Sifat interaksi adalah saling melakukan aksi. Hadirnya beriringan. Wujudnya bisa saling berhubungan bisa tidak, bisa saling memengaruhi juga bisa tidak. Hal-hal yang dualistik ada kalanya tetap berdiri sendiri, keduanya bisa diakui keberadaanya secara bersamaan. Secara substansial berupaya tidak saling mereduksi satu sama lain. Melainkan, saling menguatkan atau menawarkan ruang ekspansi pemaknaan. Ada kalanya, dalam beberapa peristiwa, hal-hal yang dualistik (tradisi & modern) melebur menjadi entitas baru.
Berdasar pada pemikiran Prof. Jakob Sumardjo ikhwal elaborasi seni tradisi dengan seni modern; menghadirkan kontradiksi antara seni Gaok (tradisi) dan Teater (modern) bisa beragam cara. Setidaknya, ada dua cara yang bisa ditempuh. Pertama, sepenuhnya dengan cara berpikir modern. Kedua, dengan cara berpikir primordial yang paradoks.
Cara pertama menggunakan logika Aristotelian. Menolak adanya kemungkinan ketiga dari suatu kontradiksi yang menjadi dasar berpikir modern. Dualisme kebenaran yang saling bertentangan harus diambil tunggal dari salahsatunya.
Sedangkan cara kedua, merupakan cara berpikir primordial yang paradoks. Yang tradisional dan modern tetap diakui keberadaannya juga kebenarannya. Tidak ada yang diunggulkan, tidak ada yang dikalahkan, tidak ada yang dimenangkan, tidak ada yang ditolak.
Berdasarkan pemahaman itu, saya lebih memilih cara yang kedua.
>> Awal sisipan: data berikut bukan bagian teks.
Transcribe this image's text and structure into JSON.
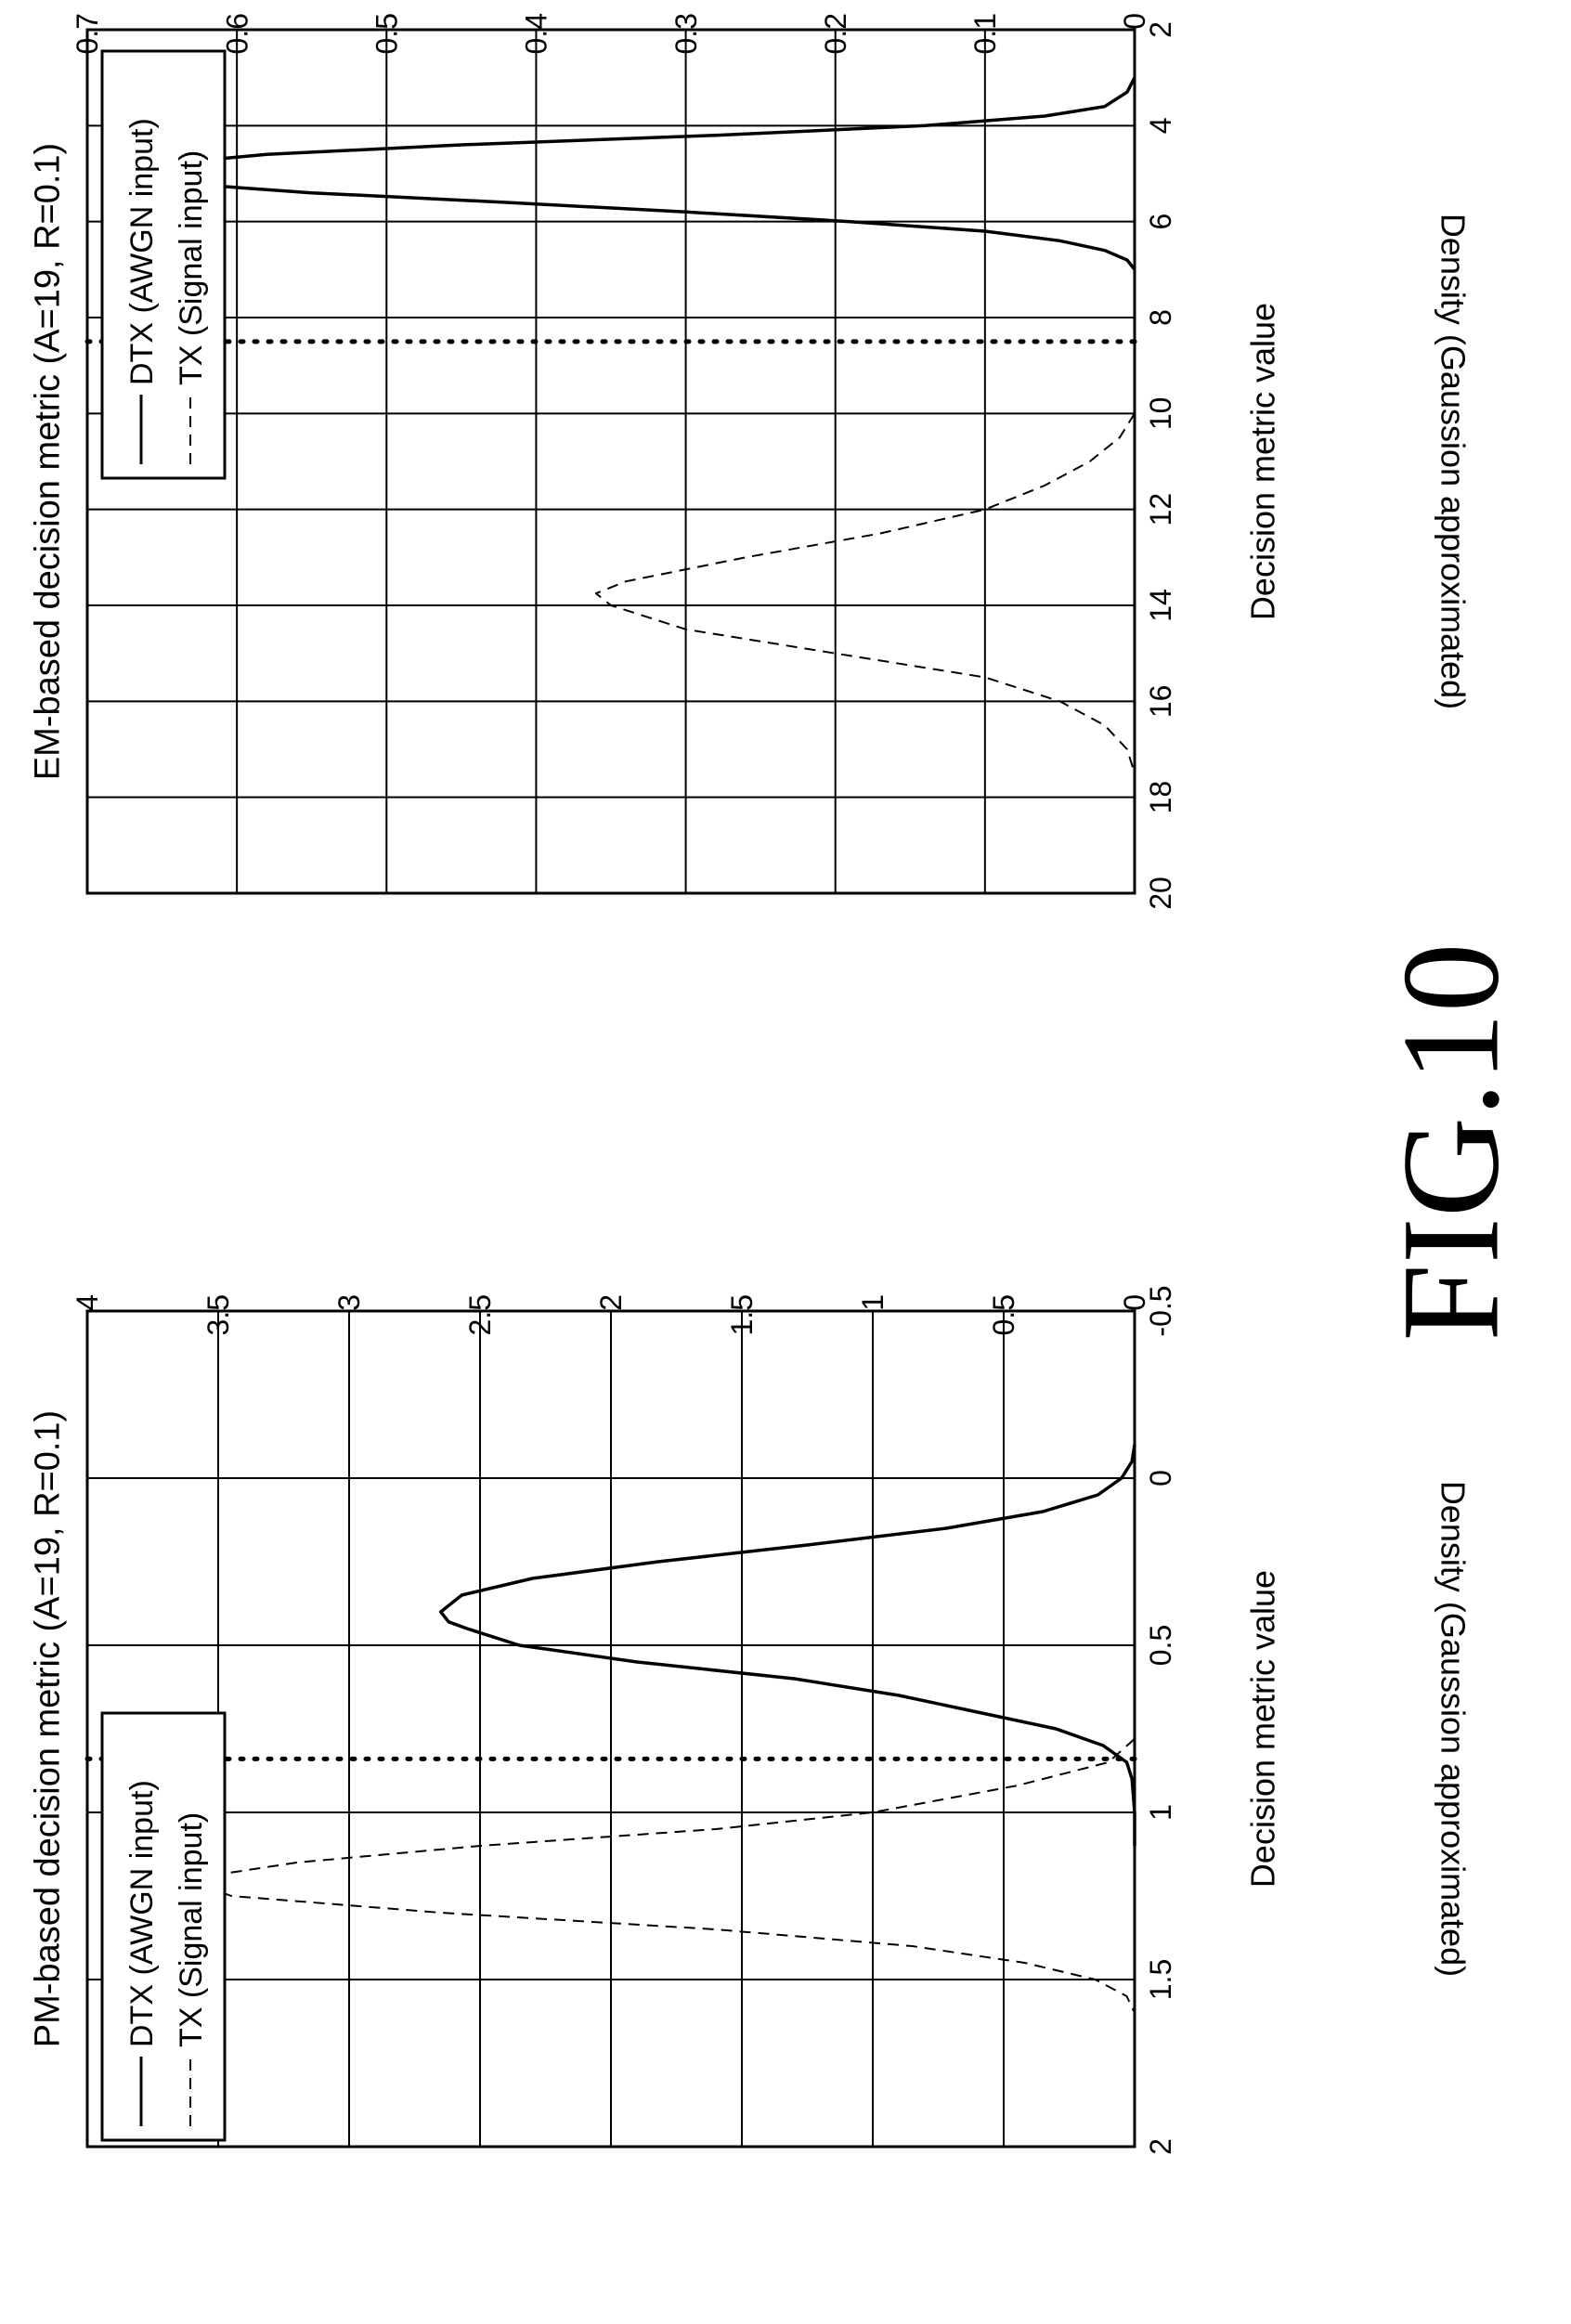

Melakukan upaya transformasi sekaligus menyertakan hipogramnya. Dalam proses penciptaan karya ini, seni Gaok (tradisi) dan teater kontemporer (modern), berpotensi memunculkan kreasi baru (kemungkinan ketiga, yaitu paradoks). Entitas baru yang paradoksal itu, modern-tradisional atau tradisional-modern; sakral yang profan atau profan yang sakral, keduanya hadir beriringan.
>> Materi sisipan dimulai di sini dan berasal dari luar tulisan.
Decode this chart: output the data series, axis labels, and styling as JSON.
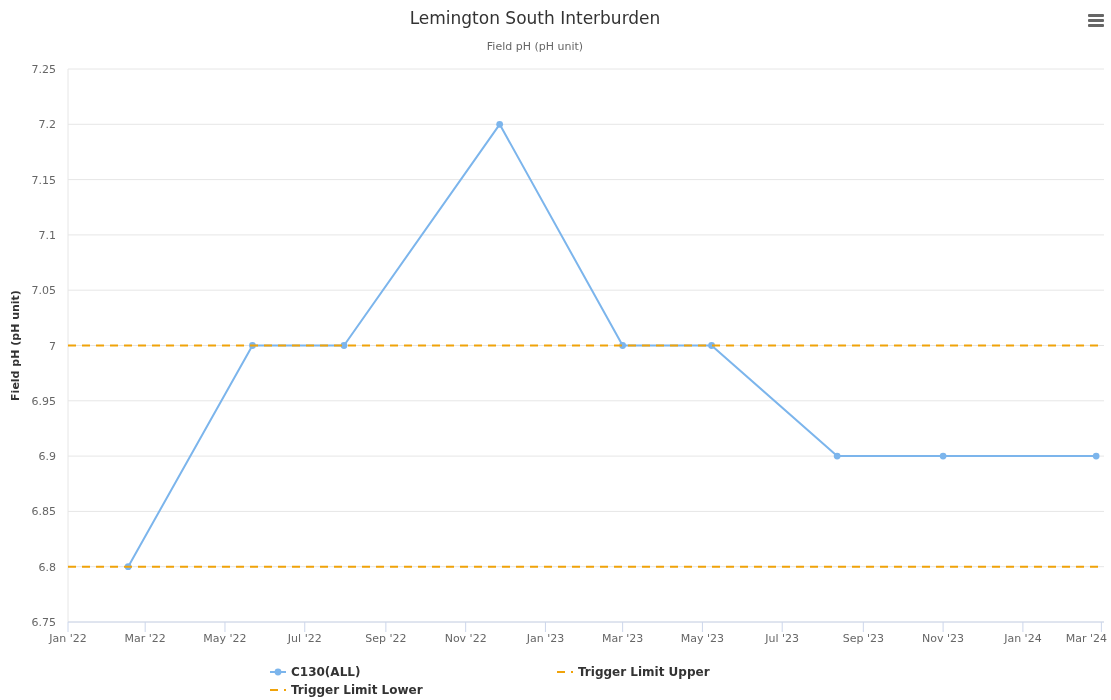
{
  "chart_data": {
    "type": "line",
    "title": "Lemington South Interburden",
    "subtitle": "Field pH (pH unit)",
    "ylabel": "Field pH (pH unit)",
    "x": [
      "2022-02-16",
      "2022-05-22",
      "2022-07-31",
      "2022-11-27",
      "2023-03-01",
      "2023-05-08",
      "2023-08-12",
      "2023-11-01",
      "2024-02-26"
    ],
    "series": [
      {
        "name": "C130(ALL)",
        "color": "#7cb5ec",
        "values": [
          6.8,
          7,
          7,
          7.2,
          7,
          7,
          6.9,
          6.9,
          6.9
        ]
      },
      {
        "name": "Trigger Limit Upper",
        "color": "#f0a30a",
        "line_style": "dashed",
        "marker": "none",
        "x": [
          "2022-01-01",
          "2024-03-03"
        ],
        "values": [
          7,
          7
        ]
      },
      {
        "name": "Trigger Limit Lower",
        "color": "#f0a30a",
        "line_style": "dashed",
        "marker": "none",
        "x": [
          "2022-01-01",
          "2024-03-03"
        ],
        "values": [
          6.8,
          6.8
        ]
      }
    ],
    "xlim": [
      "2022-01-01",
      "2024-03-03"
    ],
    "xticks": [
      {
        "value": "2022-01-01",
        "label": "Jan '22"
      },
      {
        "value": "2022-03-01",
        "label": "Mar '22"
      },
      {
        "value": "2022-05-01",
        "label": "May '22"
      },
      {
        "value": "2022-07-01",
        "label": "Jul '22"
      },
      {
        "value": "2022-09-01",
        "label": "Sep '22"
      },
      {
        "value": "2022-11-01",
        "label": "Nov '22"
      },
      {
        "value": "2023-01-01",
        "label": "Jan '23"
      },
      {
        "value": "2023-03-01",
        "label": "Mar '23"
      },
      {
        "value": "2023-05-01",
        "label": "May '23"
      },
      {
        "value": "2023-07-01",
        "label": "Jul '23"
      },
      {
        "value": "2023-09-01",
        "label": "Sep '23"
      },
      {
        "value": "2023-11-01",
        "label": "Nov '23"
      },
      {
        "value": "2024-01-01",
        "label": "Jan '24"
      },
      {
        "value": "2024-03-01",
        "label": "Mar '24"
      }
    ],
    "ylim": [
      6.75,
      7.25
    ],
    "yticks": [
      6.75,
      6.8,
      6.85,
      6.9,
      6.95,
      7,
      7.05,
      7.1,
      7.15,
      7.2,
      7.25
    ],
    "grid": "y",
    "legend": "bottom",
    "marker": "circle",
    "line_style": "solid"
  }
}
Bertolak dari sana, saya ingin menawarkan konsep pertunjukan yang di dalamnya terdiri dari hipogram berikut transformasinya. Keduanya hadir beriringan. Hipogramnya adalah seni tradisi gaok yang terdiri dari teks (wawacan), konteks (ritual: syukuran, hajatan, ruwatan) dan koteksnya (nembang: auditif, partisipatif). Sedangkan transformasinya adalah teater kontemporer yang terdiri dari teks (laku peristiwa, verbal/non verbal tubuh), konteks (relasi cerita dengan situasi kekinian: simpati, refleksi, argumentasi, negasi), koteks (audio dan visual: empati, alienasi, partisipatif).
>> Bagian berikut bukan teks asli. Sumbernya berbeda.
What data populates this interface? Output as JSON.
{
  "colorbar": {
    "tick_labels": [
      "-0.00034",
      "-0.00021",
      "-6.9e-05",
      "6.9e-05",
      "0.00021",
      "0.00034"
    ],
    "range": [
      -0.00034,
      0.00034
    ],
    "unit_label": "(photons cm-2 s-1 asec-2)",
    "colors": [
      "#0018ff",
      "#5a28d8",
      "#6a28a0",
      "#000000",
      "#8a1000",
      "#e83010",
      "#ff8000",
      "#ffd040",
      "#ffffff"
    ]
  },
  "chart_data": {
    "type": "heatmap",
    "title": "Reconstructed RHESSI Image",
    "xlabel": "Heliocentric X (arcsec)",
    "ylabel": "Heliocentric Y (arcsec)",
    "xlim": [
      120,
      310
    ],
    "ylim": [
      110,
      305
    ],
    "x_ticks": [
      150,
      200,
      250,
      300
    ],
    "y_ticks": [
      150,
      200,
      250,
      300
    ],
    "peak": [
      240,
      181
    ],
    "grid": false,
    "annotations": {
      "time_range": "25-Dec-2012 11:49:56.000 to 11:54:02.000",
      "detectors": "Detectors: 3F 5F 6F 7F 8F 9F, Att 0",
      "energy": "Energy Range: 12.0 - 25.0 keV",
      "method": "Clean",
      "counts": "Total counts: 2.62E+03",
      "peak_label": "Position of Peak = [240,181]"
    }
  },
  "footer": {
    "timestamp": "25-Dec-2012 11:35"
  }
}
Dalam pementasan ini, berharap seni tradisi tidak sepenuhnya tercerabut dari akarnya. Melainkan, seni tradisi akan dibiarkan tumbuh sambil menerima bentuk-bentuk seni pertunjukan modern.
Sinopsis
Naskah wawacan Simbar Kancana Ngadeg Raja: Fragmen Talaga Manggung (1999), mengisahkan peristiwa kerajaan Talaga Manggung yang mulanya damai dan sejahtera harus mengalami kekisruhan. Kerajaan Talaga Manggung ini adalah salahsatu kerajaan yang menjadi cikal bakal kabupaten Majalengka. Kerajaan Talaga Manggung (Kerajaan di bawah Galuh) dipimpin oleh seorang Raja yang tersohor. Ia memiliki dua orang anak yaitu Raden Panglurah dan Putri Simbar Kancana.
Cerita bermula dari adegan sayembara adu sakti yang ditujukan untuk mencari pasangannya Simbar Kancana. Pemenangnya adalah Palembang Gunung. Setelah menikah, Palembang Gunung berkhianat, ia melakukan upaya pembunuhan terhadap Raja Talaga Manggung melalui Centang Barang seorang penjaga benda pusaka kerajaan. Centang Barang yang sudah termakan bujuk rayupun membunuh Raja dengan senjata bernama “Cis”, senjata pusaka Raja.
Kejadian tersebut membuat kerajaan bersedih. Palembang Gunung mengumumkan bahwa yang membunuh Raja adalah Centang Barang. Centang Barang pun lari ketika dirinya hendak ditangkap. Tak lama kemudian misteri yang sebenarnya terungkap, bahwa otak pembunuhan adalah Palembang Gunung. Akhirnya Simbar Kancana bersiasat untuk menjebak Palembang Gunung. Jebakan itu berhasil, dibunuhlah Palembang Gunung oleh Simbar Kancana. Simbar Kancana pun memimpin kerajaan dan menikah lagi dengan pejabat kerajaan Galuh, seorang pangeran yang menolong Simbar Kancana ketika menangkap Centang Barang.